How are tertiary structure stabilised?

Answer 22

By interactions between R groups.

Question 23

State the different types of tertiary structures.

Answer 23

• hydrophobic interactions
• ionic bonds
• London dispersion forces
• hydrogen bonds
• disulfide bridges (strong covalent bonds between R groups containing sulfur)

Question 24

When does quaternary structure exist?

Answer 24

In proteins with two or more connected polypeptide subunits. The quaternary structure describes the spatial arrangement of the subunits.

Question 25

What is a prosthetic group and give an example of one.

Answer 25

A non-protein unit tightly bound to a protein and necessary for its function.
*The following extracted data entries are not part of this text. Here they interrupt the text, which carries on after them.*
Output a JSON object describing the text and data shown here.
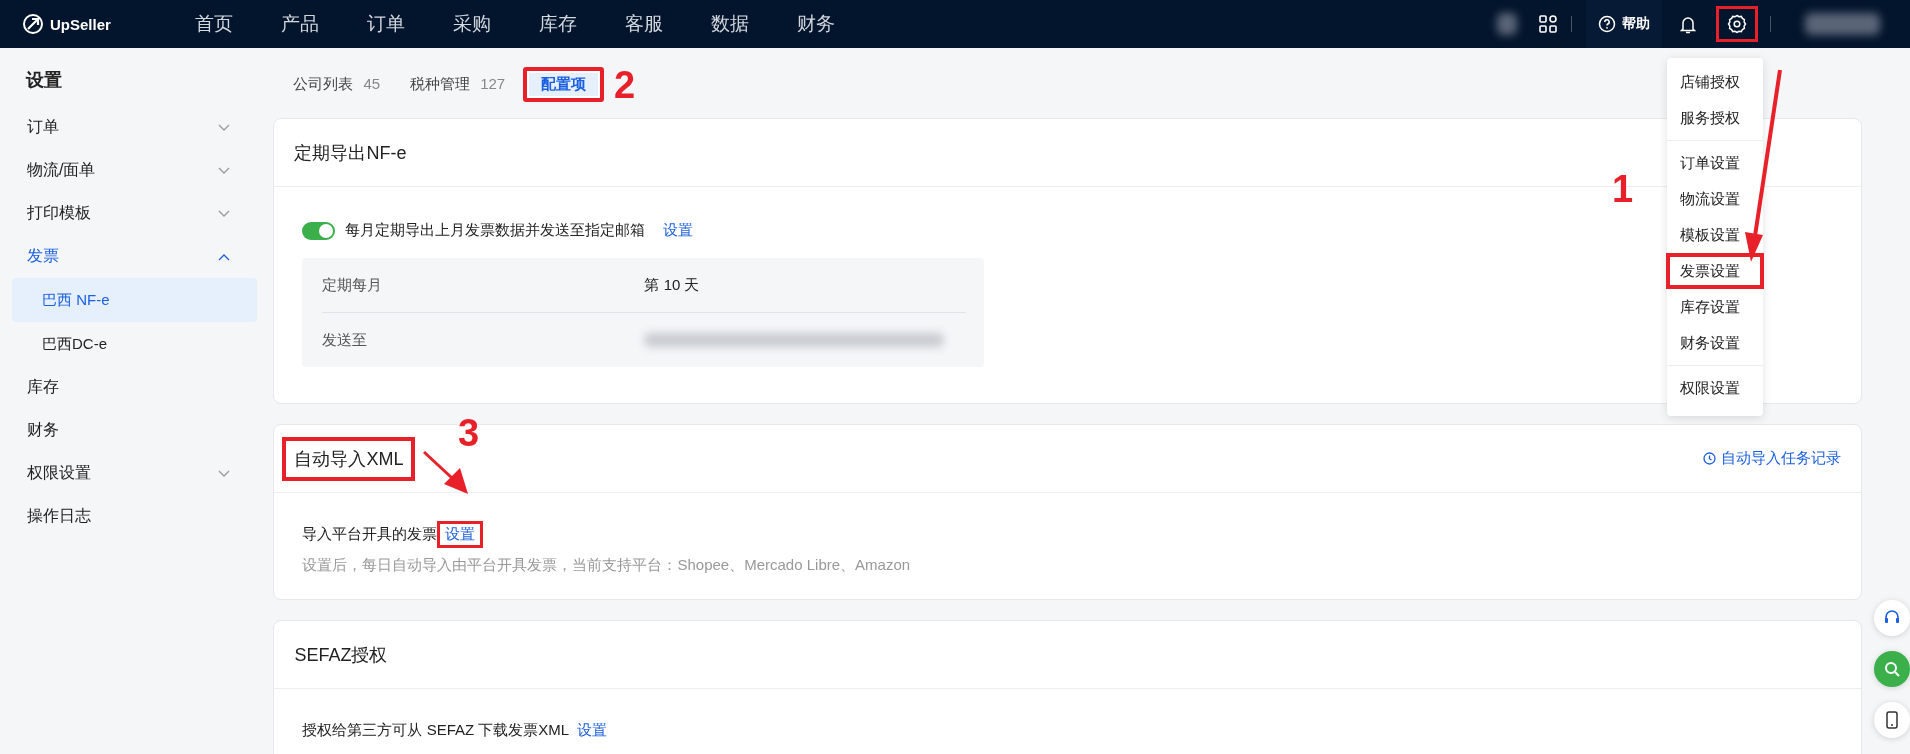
{
  "topbar": {
    "logo": "UpSeller",
    "nav": [
      {
        "label": "首页"
      },
      {
        "label": "产品"
      },
      {
        "label": "订单"
      },
      {
        "label": "采购"
      },
      {
        "label": "库存"
      },
      {
        "label": "客服"
      },
      {
        "label": "数据"
      },
      {
        "label": "财务"
      }
    ],
    "help": "帮助",
    "settings_highlighted": true
  },
  "sidebar": {
    "title": "设置",
    "items": [
      {
        "label": "订单",
        "kind": "group",
        "expanded": false,
        "selected": false
      },
      {
        "label": "物流/面单",
        "kind": "group",
        "expanded": false,
        "selected": false
      },
      {
        "label": "打印模板",
        "kind": "group",
        "expanded": false,
        "selected": false
      },
      {
        "label": "发票",
        "kind": "group",
        "expanded": true,
        "selected": true,
        "children": [
          {
            "label": "巴西 NF-e",
            "selected": true
          },
          {
            "label": "巴西DC-e",
            "selected": false
          }
        ]
      },
      {
        "label": "库存",
        "kind": "link",
        "selected": false
      },
      {
        "label": "财务",
        "kind": "link",
        "selected": false
      },
      {
        "label": "权限设置",
        "kind": "group",
        "expanded": false,
        "selected": false
      },
      {
        "label": "操作日志",
        "kind": "link",
        "selected": false
      }
    ]
  },
  "tabs": [
    {
      "label": "公司列表",
      "count": "45",
      "selected": false,
      "highlighted": false
    },
    {
      "label": "税种管理",
      "count": "127",
      "selected": false,
      "highlighted": false
    },
    {
      "label": "配置项",
      "selected": true,
      "highlighted": true
    }
  ],
  "cards": [
    {
      "title": "定期导出NF-e",
      "title_highlighted": false,
      "toggle": {
        "on": true,
        "label": "每月定期导出上月发票数据并发送至指定邮箱",
        "link": "设置"
      },
      "details": [
        {
          "label": "定期每月",
          "value": "第 10 天"
        },
        {
          "label": "发送至",
          "blurred": true
        }
      ]
    },
    {
      "title": "自动导入XML",
      "title_highlighted": true,
      "action": "自动导入任务记录",
      "line": "导入平台开具的发票",
      "link": "设置",
      "link_highlighted": true,
      "hint": "设置后，每日自动导入由平台开具发票，当前支持平台：Shopee、Mercado Libre、Amazon"
    },
    {
      "title": "SEFAZ授权",
      "title_highlighted": false,
      "line": "授权给第三方可从 SEFAZ 下载发票XML",
      "link": "设置",
      "link_highlighted": false
    }
  ],
  "dropdown": {
    "groups": [
      [
        {
          "label": "店铺授权",
          "highlighted": false
        },
        {
          "label": "服务授权",
          "highlighted": false
        }
      ],
      [
        {
          "label": "订单设置",
          "highlighted": false
        },
        {
          "label": "物流设置",
          "highlighted": false
        },
        {
          "label": "模板设置",
          "highlighted": false
        },
        {
          "label": "发票设置",
          "highlighted": true
        },
        {
          "label": "库存设置",
          "highlighted": false
        },
        {
          "label": "财务设置",
          "highlighted": false
        }
      ],
      [
        {
          "label": "权限设置",
          "highlighted": false
        }
      ]
    ]
  },
  "callouts": [
    {
      "number": "1"
    },
    {
      "number": "2"
    },
    {
      "number": "3"
    }
  ]
}
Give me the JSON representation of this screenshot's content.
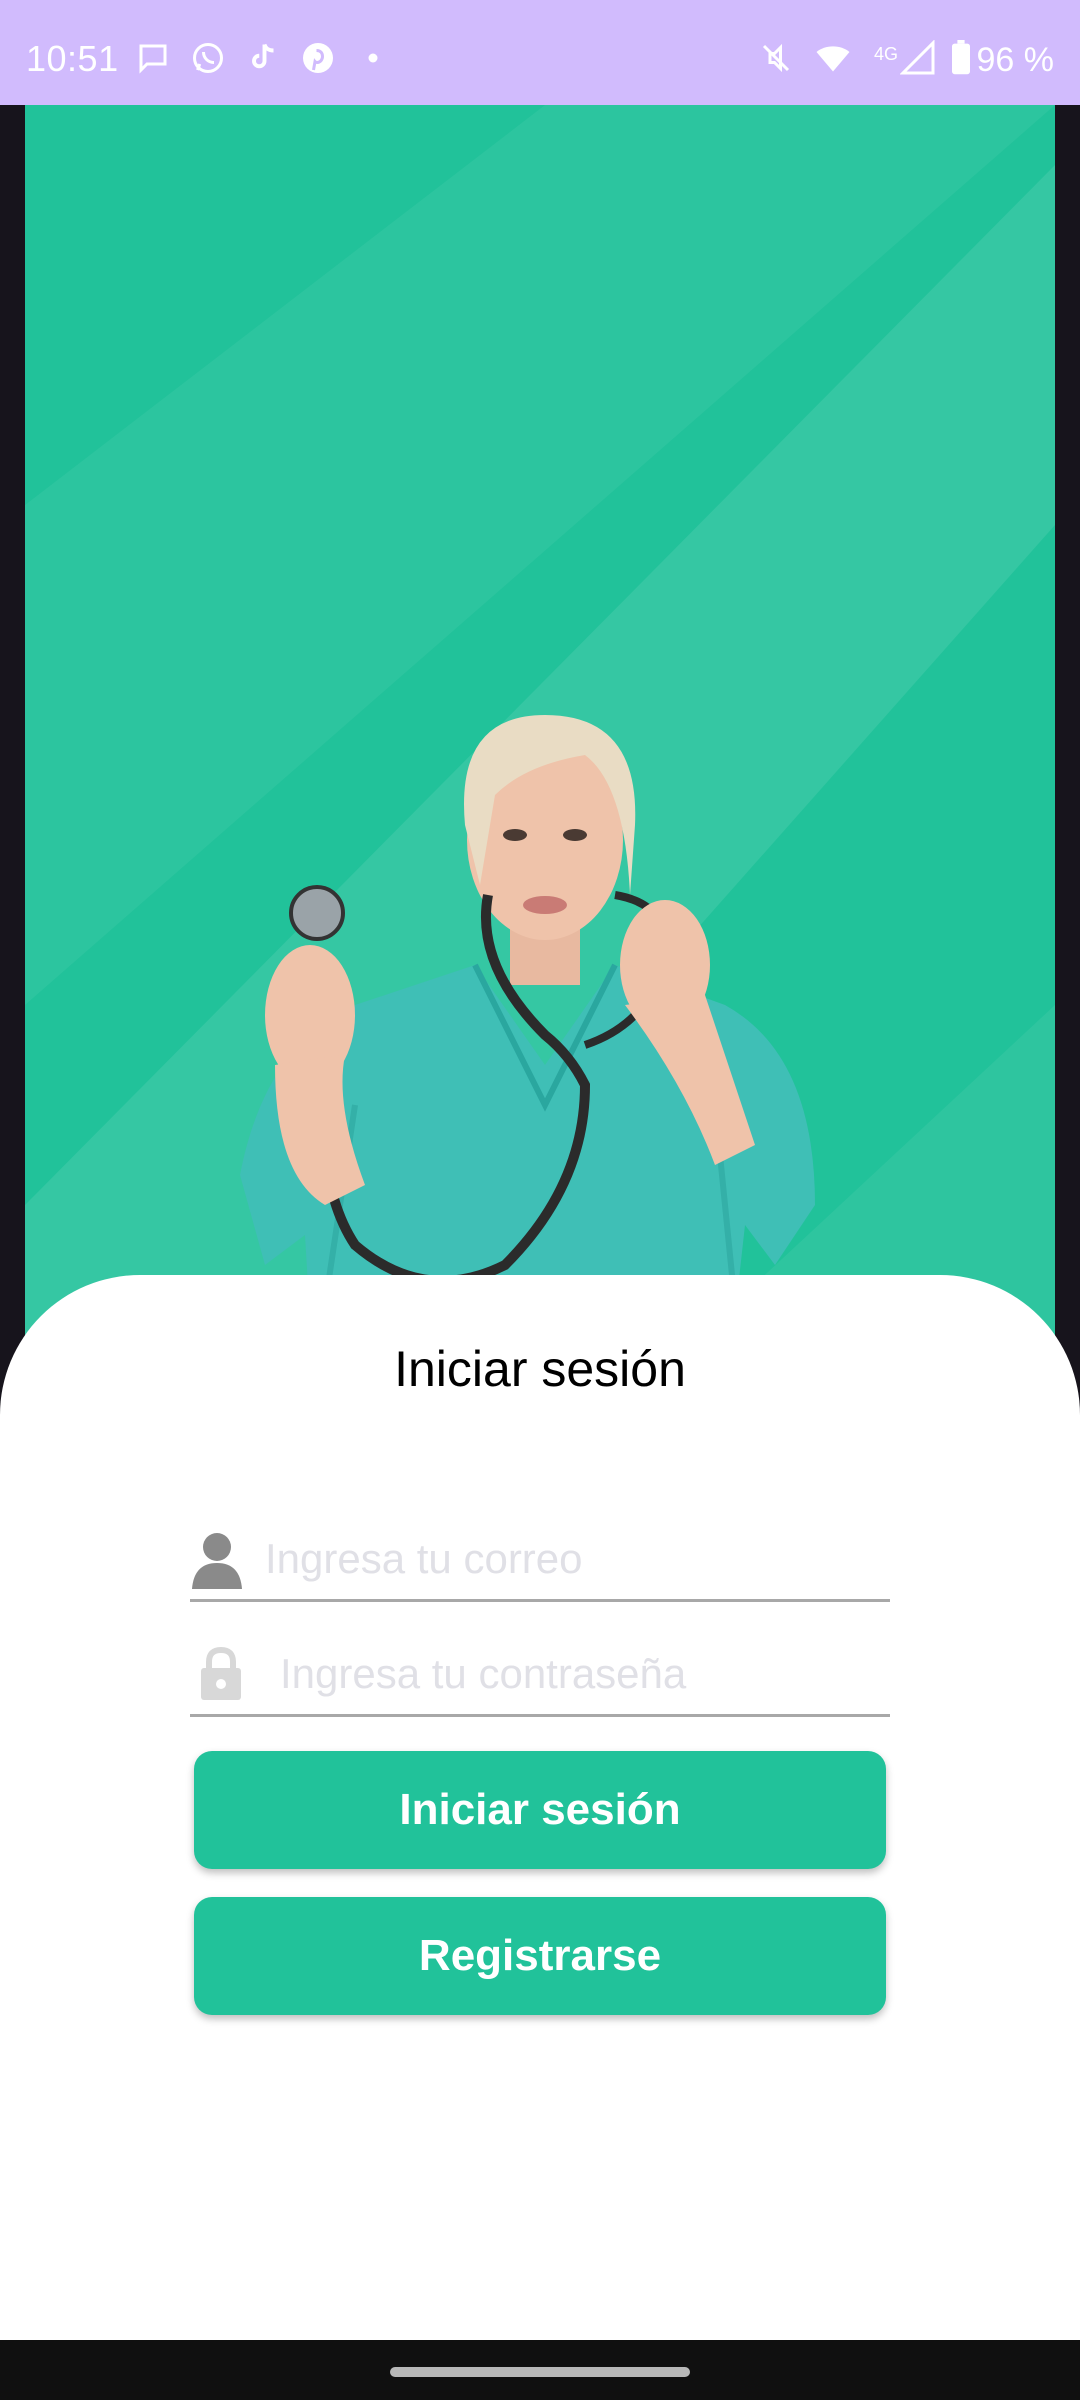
{
  "status_bar": {
    "time": "10:51",
    "battery": "96 %",
    "network": "4G",
    "icons_left": [
      "message-icon",
      "whatsapp-icon",
      "tiktok-icon",
      "pinterest-icon",
      "dot-icon"
    ],
    "icons_right": [
      "mute-icon",
      "wifi-icon",
      "signal-icon",
      "battery-icon"
    ]
  },
  "login": {
    "title": "Iniciar sesión",
    "email_placeholder": "Ingresa tu correo",
    "password_placeholder": "Ingresa tu contraseña",
    "login_button": "Iniciar sesión",
    "register_button": "Registrarse"
  },
  "colors": {
    "accent": "#21c29a",
    "status_bar": "#d1bbfd",
    "scrub_top": "#3fbfb6"
  }
}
The ability of haemoglobin to bind with oxygen is dependent on the prosthetic haem group.

Question 26

Explain what effect increasing temperature has on R group interactions.

Answer 26

Increasing temperature disrupts the interactions that hold the protein in shape; the protein begins to unfold, eventually becoming denatured.

Question 27

Explain how R group interactions are affected by pH.

Answer 27

The charges on acidic and basic R groups are affected by pH- as pH increases or decreases from the optimum, the normal ionic interactions between charged groups are lost, which gradually changes the conformation of the protein until it becomes denatured.

Question 28

What is a ligand?

Answer 28

A ligand is a substance that can bind to protein R groups that are not involved with protein binding.

Question 29

Explain the process of ligand binding.

Answer 29

Binding sites have a complementary shape and chemistry to the ligand. As a ligand binds to a protein-binding site, the protein conformation changes - this change causes a functional change in the protein.

Question 30

What happens when a substrate molecule binds to one active site of an allosteric enzyme and why is this important?

Answer 30

It increases the affinity of the other active sites for binding of subsequent substrate molecules. This is of biological importance because the activity of allosteric enzymes can vary greatly with small changes in substrate concentration.

Question 31

What do proteins with multiple subunits show? Explain what is meant by this.

Answer 31

Allosteric proteins with multiple subunits show co-operativity in binding, in which changes in binding at one subunit alter the affinity of the remaining subunits.

Question 32

What is the name for the second type of site on an allosteric enzyme?

Answer 32

Allosteric site.

Question 33

What are modulators?

Answer 33

Modulars regulate the activity of the enzyme when they bind to the allosteric site.

Question 34

Explain what happens once a modular has binded.

Answer 34

Following the binding of a modulator, the conformation of the enzyme changes, which alters the affinity of the active site for the substrate. Positive modulators increase the enzyme’s affinity for the substrate; negative modulators reduce the enzyme’s affinity.

Question 35

Explain co-operativity in haemoglobin.

Answer 35

The binding and release of oxygen at one subunit alters the affinity of the remaining subunits for oxygen.

Question 36

What is the name of the shape of the graph that shows oxygen levels vs oxyhaemoglobin saturation?

Answer 36

Sigmoid

Question 37

Explain what happens to the binding of oxygen to haemoglobin when pH is decreased or temperature is increased

Answer 37

A decrease in pH or an increase in temperature lowers the affinity of haemoglobin for oxygen, so the binding of oxygen is reduced ( right shift in the graph).

Question 38

What is the name of the protein which catalyses the transfer of a phosphate group to other proteins?

Answer 38

Protein kinases.

Question 39

What does protein phosphatase do?

Answer 39

It catalyses the removal of phosphate from a protein.

Question 40

What does phosphorylation do to proteins?

Answer 40

Phosphorylation brings about conformational changes, which can affect a protein’s activity.

Question 41

What charge does adding a phosphate group add?

Answer 41

Negative charges.

Question 42

What can phosphates do to proteins?

Answer 42

Ionic interactions in the unphosphorylated protein can be distributed and new ones created.